Rating Agency Moody's projected India's GDP Growth for the 2011-12 fiscal at 7.5-8%

Sep 6, 2011, 16:43 IST

Economy Current Affairs 2011. Rating agency Moody's projected India's GDP (gross domestic product) growth for the 2011-12 fiscal at 7.5-8 per cent

Global rating agency Moody's projected India's GDP (gross domestic product) growth for the 2011-12 fiscal at 7.5-8 per cent on 5 September 2011. It also cited high domestic interest rates coupled with the current global uncertainties as the near-term factors that could affect its economic expansion. Moody's noted in its annual sovereign credit update on India that the cyclical slowdown was unlikely to alter its credit outlook.


The rating agency is of the opinion that rising domestic interest rates and an uncertain global economic environment would  possibly dampen India's near term GDP growth. However, the report mentioned that  a cyclical slowdown is unlikely to alter its credit outlook.

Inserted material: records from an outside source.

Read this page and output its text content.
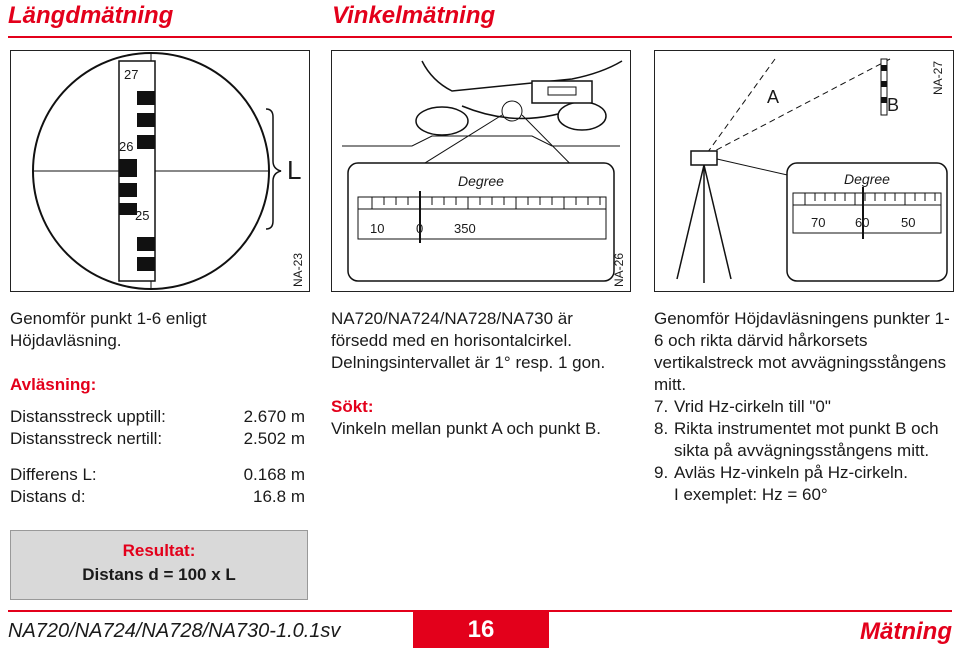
Längdmätning	Vinkelmätning
27
26
25
L
NA-23
Degree
10 0 350
NA-26
A	B
Degree
70 60 50
NA-27

Genomför punkt 1-6 enligt Höjdavläsning.

Avläsning:

Distansstreck upptill:	2.670 m
Distansstreck nertill:	2.502 m
Differens L:	0.168 m
Distans d:	16.8 m
Resultat:
Distans d = 100 x L

NA720/NA724/NA728/NA730 är försedd med en horisontalcirkel. Delningsintervallet är 1° resp. 1 gon.

Sökt:

Vinkeln mellan punkt A och punkt B.

Genomför Höjdavläsningens punkter 1-6 och rikta därvid hårkorsets vertikalstreck mot avvägningsstångens mitt.

7. Vrid Hz-cirkeln till "0"
8. Rikta instrumentet mot punkt B och sikta på avvägningsstångens mitt.
9. Avläs Hz-vinkeln på Hz-cirkeln.
I exemplet: Hz = 60°
NA720/NA724/NA728/NA730-1.0.1sv	16	Mätning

Moody's analysis was in sync with the view held by the RBI on inflation. Inflation was likely to moderate to around 7 per cent by the end of the fiscal in March 2012. The agency highlighted the concern over investment slowdown, a major issue that India Inc. cited for bringing about a pause in further rate hikes by the RBI.


Moody's report pointed to the limited room for further fiscal stimulus, given the fact that the government targeted to cap the fiscal deficit at 4.6 per cent of GDP in 2011-12, down from 4.7 per cent last fiscal. Moody's noted that its outlook on India's Baa3 foreign currency government bond rating remained stable with a Ba1 rating on the country's local currency debt. The gap between the Baa3 foreign currency debt and Ba1 local currency debt ratings reflects the potential likelihood that the government could prioritise its external obligations over its domestic obligations.


India is not immune to an international growth slowdown, the report however mentioned that the strength of domestic demand and the diversity of the economy provide a buffer against a deceleration in globally exposed sectors.


It can be expected that this ample stock of reserves will facilitate meeting foreign exchange obligations, should external shocks lead to a cessation of foreign exchange inflows for a significant period.